A vingança: Um dia, chega ao Olimpo um presente misterioso. Um belo e magnífico trono de ouro que encantou a todos. A obra de arte não tinha destinatário, nem assinatura. Hera, a esposa do todo-poderoso do Olimpo, não resistiu e sentou-se no trono. Hefestos construiu um trono capaz de prender sua mãe. Hera ficou mesmo presa ao trono e não houve quem pudesse salvá-la. A solução só poderia vir das mãos do próprio artesão que, em princípio, negou qualquer ajuda. Ares (Marte) usou a força bruta para convencê-lo, mas fracassou. Dionísio (Baco), deus do vinho, amigo “de copo” de Hefestos, embebedou-o e conduziu-o ao Olimpo.

Ainda assim, Hefestos não se deu por vencido. Negociou sua ajuda exigindo duas coisas: seu retorno ao Olimpo e uma esposa; ninguém menos que Afrodite, a deusa do amor e da beleza. Zeus permitiu o casamento, mas sua intenção era vingar-se de Afrodite que recusara amá-lo. Afrodite não podia desobedecer ao deus dos deuses, mas nunca foi fiel a Hefestos. Esse casamento acaba e, mais tarde, Hefestos casa-se com Cárites.

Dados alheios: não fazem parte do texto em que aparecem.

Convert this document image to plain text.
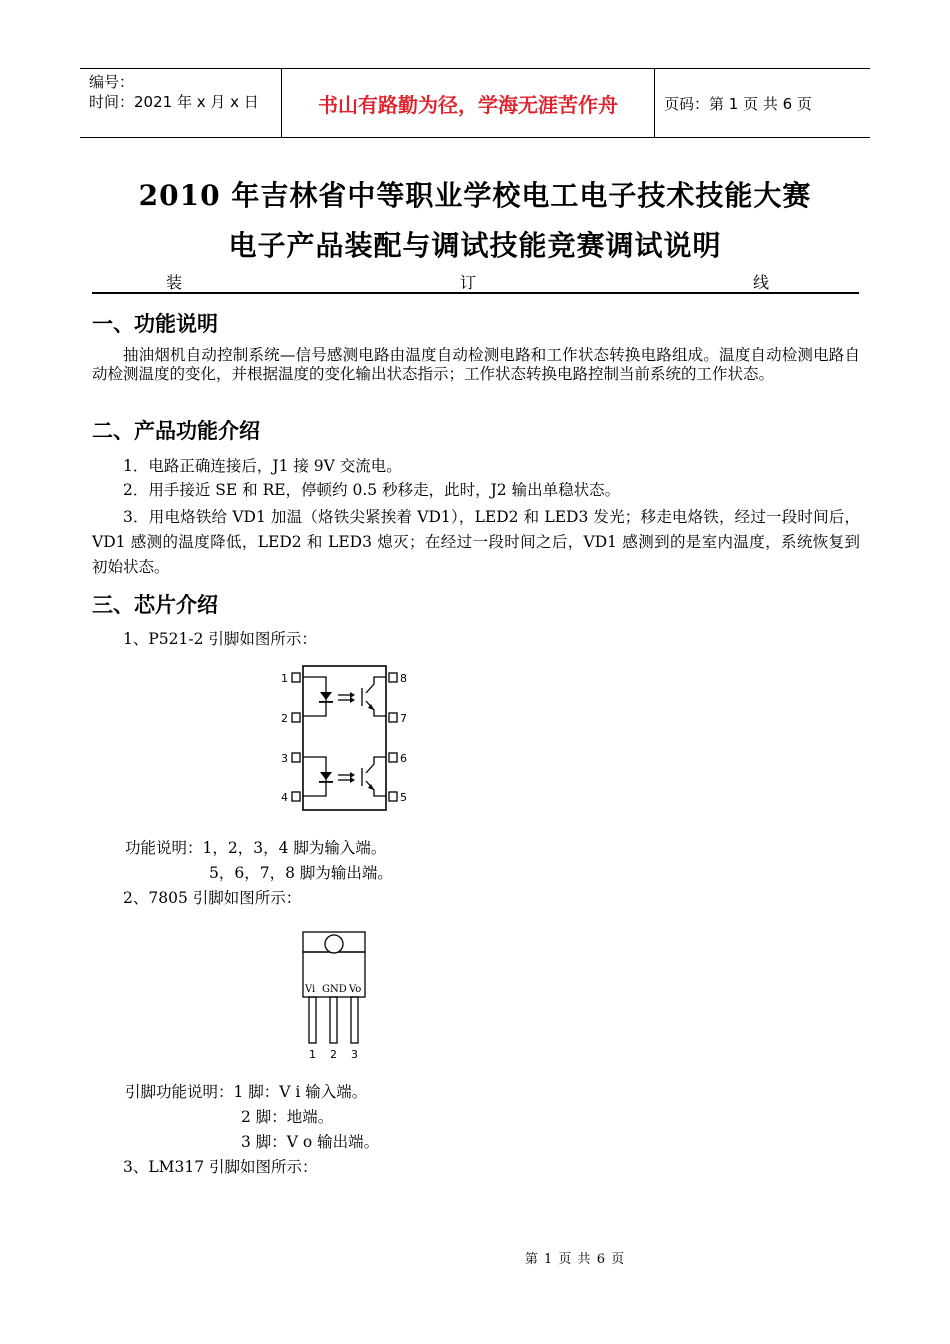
编号：
时间：2021 年 x 月 x 日	书山有路勤为径，学海无涯苦作舟	页码：第 1 页 共 6 页
2010 年吉林省中等职业学校电工电子技术技能大赛
电子产品装配与调试技能竞赛调试说明
装	订	线
一、功能说明

抽油烟机自动控制系统—信号感测电路由温度自动检测电路和工作状态转换电路组成。温度自动检测电路自动检测温度的变化，并根据温度的变化输出状态指示；工作状态转换电路控制当前系统的工作状态。

二、产品功能介绍
1．电路正确连接后，J1 接 9V 交流电。
2．用手接近 SE 和 RE，停顿约 0.5 秒移走，此时，J2 输出单稳状态。

3．用电烙铁给 VD1 加温（烙铁尖紧挨着 VD1），LED2 和 LED3 发光；移走电烙铁，经过一段时间后，VD1 感测的温度降低，LED2 和 LED3 熄灭；在经过一段时间之后，VD1 感测到的是室内温度，系统恢复到初始状态。

三、芯片介绍
1、P521-2 引脚如图所示：
1
2
3
4
8
7
6
5
功能说明：1，2，3，4 脚为输入端。
5，6，7，8 脚为输出端。
2、7805 引脚如图所示：
Vi GND Vo
1 2 3
引脚功能说明：1 脚：V i 输入端。
2 脚：地端。
3 脚：V o 输出端。
3、LM317 引脚如图所示：
第 1 页 共 6 页
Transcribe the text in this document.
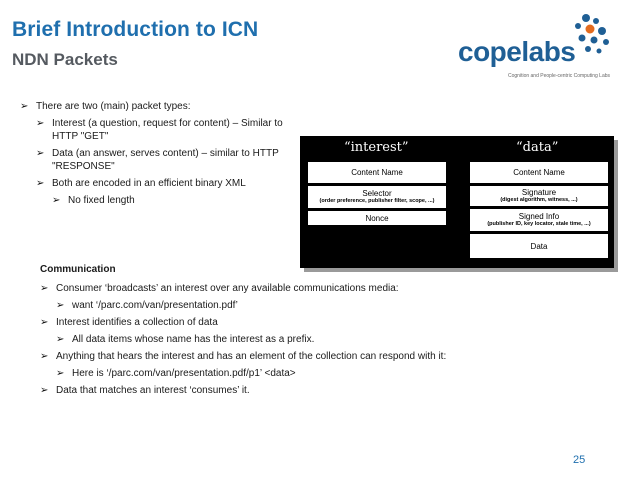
Brief Introduction to ICN
NDN Packets	copelabs
Cognition and People-centric Computing Labs
➢ There are two (main) packet types:
➢ Interest (a question, request for content) – Similar to HTTP "GET"
➢ Data (an answer, serves content) – similar to HTTP "RESPONSE"
➢ Both are encoded in an efficient binary XML
➢ No fixed length
“interest”	“data”
Content Name
Selector
(order preference, publisher filter, scope, ...)
Nonce
Content Name
Signature
(digest algorithm, witness, ...)
Signed Info
(publisher ID, key locator, stale time, ...)
Data
Communication
➢ Consumer ‘broadcasts’ an interest over any available communications media:
➢ want ‘/parc.com/van/presentation.pdf’
➢ Interest identifies a collection of data
➢ All data items whose name has the interest as a prefix.
➢ Anything that hears the interest and has an element of the collection can respond with it:
➢ Here is ‘/parc.com/van/presentation.pdf/p1’ <data>
➢ Data that matches an interest ‘consumes’ it.
25
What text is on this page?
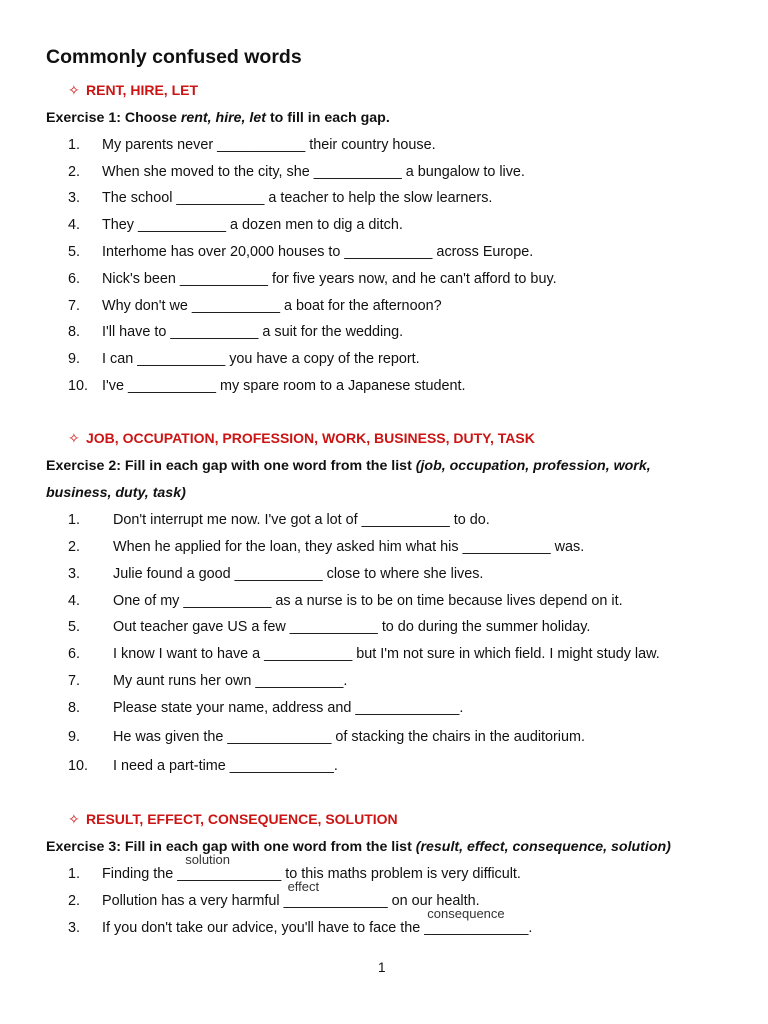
Commonly confused words
✧ RENT, HIRE, LET
Exercise 1: Choose rent, hire, let to fill in each gap.
1.	My parents never ___________ their country house.
2.	When she moved to the city, she ___________ a bungalow to live.
3.	The school ___________ a teacher to help the slow learners.
4.	They ___________ a dozen men to dig a ditch.
5.	Interhome has over 20,000 houses to ___________ across Europe.
6.	Nick's been ___________ for five years now, and he can't afford to buy.
7.	Why don't we ___________ a boat for the afternoon?
8.	I'll have to ___________ a suit for the wedding.
9.	I can ___________ you have a copy of the report.
10. I've ___________ my spare room to a Japanese student.
✧ JOB, OCCUPATION, PROFESSION, WORK, BUSINESS, DUTY, TASK
Exercise 2: Fill in each gap with one word from the list (job, occupation, profession, work,
business, duty, task)
1.	Don't interrupt me now. I've got a lot of ___________ to do.
2.	When he applied for the loan, they asked him what his ___________ was.
3.	Julie found a good ___________ close to where she lives.
4.	One of my ___________ as a nurse is to be on time because lives depend on it.
5.	Out teacher gave US a few ___________ to do during the summer holiday.
6.	I know I want to have a ___________ but I'm not sure in which field. I might study law.
7.	My aunt runs her own ___________.
8.	Please state your name, address and _____________.
9.	He was given the _____________ of stacking the chairs in the auditorium.
10. I need a part-time _____________.
✧ RESULT, EFFECT, CONSEQUENCE, SOLUTION
Exercise 3: Fill in each gap with one word from the list (result, effect, consequence, solution)
1.	Finding the
solution
_____________ to this maths problem is very difficult.
2.	Pollution has a very harmful
effect
_____________ on our health.
3.	If you don't take our advice, you'll have to face the
consequence
_____________.
1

O mito de Hefestos me parece muito familiar. Conheço algumas histórias de rejeição e desamor cujo elemento central é a diferença funcional da criança. Hera queria exibir seu filho com orgulho; mas uma criança deformada não alegra a mãe. Felizmente, há exceções. Poucas. Mas há, sim, mães que fingem amar seus Hefestos. E há mães que jogam fora seus filhos. E há pais que partem, somem, desaparecem do mapa com a chegada de um Hefestos. E há Hefestos que são jogados fora, mesmo sendo acolhidos, alimentados e educados no sagrado seio do lar. Esta última forma de rejeição é a mais vil e a que me parece mais comum.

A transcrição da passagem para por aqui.